Over the last few weeks or so, the topic of bankers’ bonuses has featured heavily in the press in two different contexts. Firstly, the British Chancellor, Alistair Darling, levied a one-off tax on bankers’ bonuses of 50 percent in his pre-budget report. This tax applies to banks operating in Britain and to their British-based employers. Bonuses of £25,000 (approximately $40,000 US Dollars) or more are to be put into a pot for each bank and that part will be taxed at 50 percent.
Secondly, the topic of bankers’ bonuses was featured in a proposal by the Basel Committee on Banking Supervision. This committee is reviewing the rules governing bank’s strengths and is proposing that banks will be blocked from paying dividends or bonuses if their capital levels fall below a minimum threshold.

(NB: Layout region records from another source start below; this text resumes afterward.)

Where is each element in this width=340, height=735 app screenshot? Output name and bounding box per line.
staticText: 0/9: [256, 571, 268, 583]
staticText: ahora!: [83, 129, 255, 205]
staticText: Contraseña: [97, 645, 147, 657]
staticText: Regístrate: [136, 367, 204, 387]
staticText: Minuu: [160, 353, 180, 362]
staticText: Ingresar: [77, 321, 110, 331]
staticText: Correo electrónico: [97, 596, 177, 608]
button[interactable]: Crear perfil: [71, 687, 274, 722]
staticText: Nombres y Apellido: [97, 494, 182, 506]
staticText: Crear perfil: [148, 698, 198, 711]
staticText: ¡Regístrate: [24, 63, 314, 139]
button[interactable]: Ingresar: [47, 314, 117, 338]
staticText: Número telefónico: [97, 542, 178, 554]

Bankers are crying “unfair” and accusing the Government of being short-sighted, whereas Alistair Darling received widespread public support for his banker tax. The level of public angst is high due to footing an enormous bill for bankers’ excessive risk taking. According to the National Audit Office figures, the Government (aka the tax payer) has so far spent £117 billion pounds (approximately $189 billion US Dollars) to rescue the banks.

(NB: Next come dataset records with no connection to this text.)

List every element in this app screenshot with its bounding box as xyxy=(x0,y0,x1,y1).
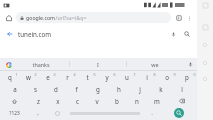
button[interactable]: Space xyxy=(67,107,143,119)
button[interactable]: ?123 xyxy=(0,107,29,119)
staticText: q xyxy=(8,73,12,81)
staticText: h xyxy=(117,85,121,93)
button[interactable]: Emoji xyxy=(47,107,67,119)
button[interactable]: t xyxy=(77,71,97,83)
button[interactable]: v xyxy=(87,95,107,107)
staticText: c xyxy=(76,97,79,105)
button[interactable]: q xyxy=(0,71,19,83)
button[interactable]: Search xyxy=(161,107,197,119)
staticText: d xyxy=(54,85,58,93)
staticText: g xyxy=(96,85,100,93)
button[interactable]: r xyxy=(57,71,77,83)
button[interactable]: Search xyxy=(181,28,193,40)
staticText: 7 xyxy=(133,72,136,77)
button[interactable]: we xyxy=(127,58,183,70)
button[interactable]: l xyxy=(171,83,192,95)
staticText: z xyxy=(37,97,40,105)
button[interactable]: a xyxy=(5,83,25,95)
button[interactable]: j xyxy=(129,83,150,95)
staticText: 6 xyxy=(113,72,116,77)
staticText: l xyxy=(181,85,183,93)
button[interactable]: Voice search xyxy=(167,28,179,40)
staticText: b xyxy=(115,97,119,105)
button[interactable]: w xyxy=(19,71,38,83)
staticText: a xyxy=(13,85,17,93)
button[interactable]: I xyxy=(70,58,126,70)
button[interactable]: d xyxy=(45,83,66,95)
staticText: thanks xyxy=(32,61,50,68)
button[interactable]: Google xyxy=(4,60,13,69)
button[interactable]: i xyxy=(137,71,157,83)
staticText: 3 xyxy=(53,72,56,77)
button[interactable]: Back xyxy=(0,25,197,42)
button[interactable]: Backspace xyxy=(167,95,197,107)
button[interactable]: h xyxy=(108,83,129,95)
staticText: j xyxy=(139,85,141,93)
staticText: p xyxy=(185,73,189,81)
button[interactable]: g xyxy=(87,83,108,95)
button[interactable]: f xyxy=(66,83,87,95)
button[interactable]: google.com xyxy=(16,12,171,23)
staticText: u xyxy=(125,73,129,81)
button[interactable]: s xyxy=(25,83,45,95)
button[interactable]: thanks xyxy=(13,58,69,70)
staticText: m xyxy=(154,97,160,105)
staticText: 0 xyxy=(193,72,196,77)
staticText: ?123 xyxy=(9,110,20,117)
staticText: n xyxy=(135,97,139,105)
button[interactable]: e xyxy=(38,71,57,83)
staticText: google.com xyxy=(26,14,55,21)
staticText: i xyxy=(146,73,148,81)
button[interactable]: Home xyxy=(3,12,14,23)
button[interactable]: p xyxy=(177,71,197,83)
staticText: tunein.com xyxy=(18,30,51,38)
button[interactable]: o xyxy=(157,71,177,83)
button[interactable]: Shift xyxy=(0,95,29,107)
staticText: f xyxy=(75,85,78,93)
staticText: 4 xyxy=(73,72,76,77)
staticText: w xyxy=(26,73,31,81)
staticText: I xyxy=(97,61,99,68)
button[interactable]: x xyxy=(48,95,67,107)
button[interactable]: More options xyxy=(184,13,194,23)
button[interactable]: k xyxy=(150,83,171,95)
staticText: 5 xyxy=(93,72,96,77)
staticText: /url?sa=t&q= xyxy=(55,14,87,21)
staticText: e xyxy=(46,73,50,81)
staticText: 9 xyxy=(173,72,176,77)
button[interactable]: Tabs xyxy=(173,12,184,23)
staticText: y xyxy=(105,73,109,81)
staticText: 8 xyxy=(153,72,156,77)
button[interactable]: z xyxy=(29,95,48,107)
staticText: x xyxy=(56,97,60,105)
staticText: . xyxy=(151,109,153,117)
staticText: r xyxy=(66,73,69,81)
button[interactable]: y xyxy=(97,71,117,83)
staticText: v xyxy=(95,97,99,105)
staticText: t xyxy=(86,73,89,81)
button[interactable]: u xyxy=(117,71,137,83)
staticText: s xyxy=(34,85,37,93)
staticText: 2 xyxy=(34,72,37,77)
staticText: k xyxy=(159,85,163,93)
button[interactable]: c xyxy=(67,95,87,107)
staticText: , xyxy=(37,109,39,117)
button[interactable]: Voice input xyxy=(183,58,197,70)
button[interactable]: m xyxy=(147,95,167,107)
staticText: o xyxy=(165,73,169,81)
button[interactable]: , xyxy=(29,107,47,119)
button[interactable]: b xyxy=(107,95,127,107)
staticText: we xyxy=(151,61,159,68)
button[interactable]: n xyxy=(127,95,147,107)
button[interactable]: Back xyxy=(4,28,15,39)
staticText: 1 xyxy=(15,72,18,77)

From a strategic point of view, this fractious relationship between bankers and Government requires addressing in order to avoid future cycles of banker punishment (the equivalent of a public flogging, cheered on by the crowds!), and banker resentment, followed by banker inventiveness to escape intended financial levies. And it seems that there are many different views between Government and the Banking community that need to be reconciled covering bank lending policy, capital reserve levels, splitting out retail banking, basis for remuneration etc.

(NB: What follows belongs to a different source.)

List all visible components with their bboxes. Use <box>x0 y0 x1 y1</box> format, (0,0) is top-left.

So what might help? Well, in situations with multiple and conflicting views a useful starting point is to step back and seek strategic clarity of organisational purpose, from which measures of success can then be derived. This starts with identifying the main beneficiaries, and potentially several types of beneficiaries. Once there is agreement about who the beneficiaries are, the next step is to identify what they want or what they value from the organisation. Guided by clarity about who the beneficiaries are, and what they value from the organisation, we can then try to work out the role of other “stakeholders” in delivering beneficiary value. Note this is quite different from an approach which tries to incorporate all stakeholders and their interests in decision making. More often than not, identifying several types of beneficiaries implies that the organisation should be restructured so that each sub-unit can focus on just one beneficiary group.
Adopting the above approach may at least help to surface the fundamental issues in the banking sector concerning core purpose, and what banks should be delivering. Strategic clarity should enable individuals to take on the complex task of strategic leadership, and help today in choosing among alternatives courses of action. Without strategic clarity, there is unlikely to be agreement among the key parties on benchmarks for performance linked to justifiable banker bonuses for some time to come.